The retriever is also fetched and optimized once per request, then reused across a batch — so POST /v1/retrievers/{id}/execute/batch amortizes planning across all queries.

Inspect the plan with explain

POST /v1/retrievers/{retriever_id}/explain returns the optimized execution plan without running the query — per-stage cost and latency estimates, bottlenecks, and exactly which optimizations were applied.
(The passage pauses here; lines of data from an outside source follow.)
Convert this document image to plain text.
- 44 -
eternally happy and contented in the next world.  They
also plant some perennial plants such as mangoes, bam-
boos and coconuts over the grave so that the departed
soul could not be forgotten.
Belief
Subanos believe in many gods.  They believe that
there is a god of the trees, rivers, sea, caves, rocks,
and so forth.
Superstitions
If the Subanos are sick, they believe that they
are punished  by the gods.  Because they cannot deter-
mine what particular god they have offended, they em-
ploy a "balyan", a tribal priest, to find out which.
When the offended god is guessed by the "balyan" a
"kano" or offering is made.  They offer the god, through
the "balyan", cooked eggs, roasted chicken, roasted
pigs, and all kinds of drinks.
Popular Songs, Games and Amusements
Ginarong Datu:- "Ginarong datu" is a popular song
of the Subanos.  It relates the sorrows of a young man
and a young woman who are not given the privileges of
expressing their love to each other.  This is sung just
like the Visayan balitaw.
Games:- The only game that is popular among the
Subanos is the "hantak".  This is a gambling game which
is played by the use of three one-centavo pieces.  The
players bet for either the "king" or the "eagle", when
Pass hypothetical inputs to see how the plan changes with different parameters.
curl -sS -X POST "$MP_API_URL/v1/retrievers/{retriever_id}/explain" \
  -H "Authorization: Bearer $MP_API_KEY" \
  -H "X-Namespace: $MP_NAMESPACE" \
  -H "Content-Type: application/json" \
  -d '{ "inputs": { "query": "people discussing electric vehicles" } }'
Example response
{
  "retriever_id": "ret_abc123",
  "execution_plan": [
    {
      "stage_index": 0,
      "stage_name": "attribute_filter",
      "stage_type": "filter",
      "estimated_input": 10000,
      "estimated_output": 5000,
      "estimated_efficiency": 0.5,
      "estimated_cost_credits": 0.01,
      "estimated_duration_ms": 20,
      "cache_likely": true,
      "optimization_notes": ["Pushed down from stage 2"],
      "warnings": []
    },
    {
      "stage_index": 1,
      "stage_name": "feature_search",
      "stage_type": "filter",
      "estimated_input": 5000,
      "estimated_output": 100,
      "estimated_efficiency": 0.02,
      "estimated_cost_credits": 0.5,
      "estimated_duration_ms": 200,
      "cache_likely": false,
      "optimization_notes": [],
      "warnings": ["High cost stage - consider reducing top_k"]
    }
  ],
  "estimated_cost": { "total_credits": 0.51, "total_duration_ms": 220 },
  "bottleneck_stages": ["feature_search"],
  "optimization_applied": true,
  "optimization_details": {
    "original_stage_count": 3,
    "optimized_stage_count": 2,
    "stage_reduction_pct": 33.3,
    "decisions": [
      {
        "rule_type": "push_down_filters",
        "applied": true,
        "reason": "Moved attribute_filter before feature_search to reduce search scope"
      }
    ]
  },
  "optimization_suggestions": [
    { "type": "reduce_limit", "stage": "feature_search", "message": "Consider reducing top_k to improve latency" }
  ]
}

How to read it

FieldUse it to…
execution_plan[].estimated_input/outputSee how each stage narrows the set — a stage that barely reduces the set may be unnecessary
estimated_efficiencySpot low-selectivity stages (close to 1.0 = passes almost everything through)
estimated_cost_credits / estimated_duration_msBudget before running; find the expensive stage
bottleneck_stagesThe stages dominating latency — optimize these first
cache_likelyWhether a stage will likely hit the cache
optimization_details.decisionsExactly which automatic rewrites fired (and why)
optimization_suggestionsConcrete, actionable tuning hints
warningsPer-stage red flags (e.g. high-cost stage, overly broad top_k)
The execution_plan reflects the optimized pipeline, not your original stage list. Compare optimization_details.original_stage_count vs optimized_stage_count to see how much the planner collapsed.

Execution-plan variant

POST /v1/retrievers/{retriever_id}/execute/explain returns the same plan in a MongoDB-explain-style shape if you prefer that format. Both are read-only and never execute the query.

Typical workflow

1

Explain before you ship

Run explain with representative inputs to see estimated cost, bottlenecks, and applied optimizations.
2

Act on bottlenecks & suggestions

Reduce top_k on high-cost searches, add a selective attribute_filter (the optimizer pushes it down), or drop low-selectivity stages.
3

Verify in production

Use retriever analytics to confirm real latency and cache-hit rates match the estimate.